Among the surprises I received as a newcomer to this country 30 years ago was the celebration of Cinco de Mayo. It’s an important, though secondary, patriotic celebration in Mexico that did not seem to justify the extensive ads I saw in newspapers and stores here, with sales of beer and other products that looked to me like bad gringo versions of a false, Taco Bell Mexican-ness. 

No countryman of mine in the factory where I worked mentioned the celebration. On the other hand, a slightly friendly gringo co-worker whom I had been helping said something unintelligible that I finally understood as “Happy Cinco de Mayo,” in an accent that made even more difficult my poor comprehension of English. His wishes were nonsense to me: what did he know of the holiday? 

I asked everybody I could about the social and commercial phenomenon of celebrating a Mexican patriotic holiday that held little meaning to immigrants and relatively no meaning at all to Americans. Nobody could give me a good answer. A few thought the date had something to do with Mexican independence, but that is celebrated in September. 

It turns out that Americans have been celebrating Cinco de Mayo since the battle of May 5, 1862, in Puebla, the city where I was born and lived until I came to the U.S. Yet almost no one remembers why. The history surrounding that battle had been largely forgotten and distorted until the 1990s, during the immigration boom, when it resurfaced in the growing Spanish language media.

Mexican forces had an unexpected victory over the powerful French invading army of Napoleon III in 1862. Napoleon had been encouraged by Mexican conservatives, who wanted a European emperor to govern their disorganized country, so the French could control Mexico and put pressure on the United States in the midst of the Civil War. France wanted to collude with Great Britain to recognize the Confederates as a nation, give them better weapons and defeat the Unionists, thus dividing the country and reducing a new power that the Europeans already feared.

In official Mexican history, there is little mention of this secondary intention of Napoleon III. On the other hand, the triumph of General Ignacio Zaragoza in Puebla is exaggerated and mystified. The story goes that the number of Mexican combatants was half that of the French, though in reality each side numbered about 5,000. The Mexicans, with less sophisticated weaponry, doubtless achieved a glorious and well-earned victory, but several incidents that contributed to the unexpected triumph are excluded from the official account, including an afternoon rainstorm that mired the French artillery in mud. The Napoleonic forces spent a year in Veracruz to reinforce and regroup before defeating the Mexicans in Puebla in 1863. 

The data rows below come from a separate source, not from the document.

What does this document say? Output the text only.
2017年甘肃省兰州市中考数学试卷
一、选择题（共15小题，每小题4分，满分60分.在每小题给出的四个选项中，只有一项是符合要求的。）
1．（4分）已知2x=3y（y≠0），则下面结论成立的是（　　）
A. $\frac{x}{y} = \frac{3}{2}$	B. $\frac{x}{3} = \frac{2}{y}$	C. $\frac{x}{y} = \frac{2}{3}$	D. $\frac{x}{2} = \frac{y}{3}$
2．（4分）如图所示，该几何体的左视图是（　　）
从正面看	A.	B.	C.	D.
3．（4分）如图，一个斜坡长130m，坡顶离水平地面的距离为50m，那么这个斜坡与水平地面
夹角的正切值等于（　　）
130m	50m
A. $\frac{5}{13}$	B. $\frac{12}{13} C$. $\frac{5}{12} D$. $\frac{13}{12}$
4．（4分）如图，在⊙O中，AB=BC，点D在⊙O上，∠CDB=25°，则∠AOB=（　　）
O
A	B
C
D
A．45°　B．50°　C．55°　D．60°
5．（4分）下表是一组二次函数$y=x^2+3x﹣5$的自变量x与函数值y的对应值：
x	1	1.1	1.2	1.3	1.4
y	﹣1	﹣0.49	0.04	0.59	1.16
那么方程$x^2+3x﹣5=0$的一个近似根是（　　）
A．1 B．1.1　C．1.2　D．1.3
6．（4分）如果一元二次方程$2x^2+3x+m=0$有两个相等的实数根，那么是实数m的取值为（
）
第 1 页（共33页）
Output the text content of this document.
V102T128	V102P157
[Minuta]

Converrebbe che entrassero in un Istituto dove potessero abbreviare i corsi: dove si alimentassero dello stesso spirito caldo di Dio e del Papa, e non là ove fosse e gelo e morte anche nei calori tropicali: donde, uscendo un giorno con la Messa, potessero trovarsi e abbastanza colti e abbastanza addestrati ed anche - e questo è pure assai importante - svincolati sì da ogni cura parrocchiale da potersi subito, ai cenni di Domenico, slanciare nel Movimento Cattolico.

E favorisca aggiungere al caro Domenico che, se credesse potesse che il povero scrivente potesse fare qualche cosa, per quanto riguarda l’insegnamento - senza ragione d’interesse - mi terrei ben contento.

Without French help from Mexico, the Confederate forces lost the battle of Antietam to Union armies in 1862. This enabled Lincoln’s emancipation of the slaves and undermined the British plan of mediation between the North and South, which they expected the North to reject, thus justifying the Anglo-French recognition of the Confederates as a nation, except that now the British population rejected slavery and supported the Union. On July 3, 1863 Union forces defeated the Confederates at Gettysburg, leading to speculation that the outcome might have been different had the South had the superior French armaments.

It has always been unclear to me why the United States celebrates the surprise triumph of poor, problem-ridden Mexico, with its second-rate army, over the forces of the most powerful army in the world in 1862. But Professor David Hayes-Bautista of the University of California,  Los Angeles, offers one answer in his book “Cinco de Mayo, An American Tradition.”  Hayes-Bautista’s investigation found that the triumphant celebrations of the battle of Cinco de Mayo in fact began in 1862 in California, and quickly spread to the rest of the southwestern United States.

Mexican and Mexican American Unionists in California did not want to see a Confederate victory or a return to slavery, which had been abolished with Mexican Independence in 1821. The new Mexican Constitution of 1857 endorsing the abolition of slavery and equal rights for all races was published in California and informed the Californios of the south, as well as the Latin Americans of the San Francisco Bay Area. 

It took two weeks for the news of the Mexican triumph over France to reach the California coast, where it was widely published in several Spanish language newspapers. Mexicans and Latinos rejoiced in the news and soon made Texas-born General Zaragoza their own hero. Since then, the event has been celebrated in California and several other states. It became a symbol in the battle for the civil rights of other generations of Mexican Americans and Mexican immigrants and, ultimately, led to the celebration we know now.

 

Victor Reyes is a translator, writer and teacher with decades-old ties to the Light.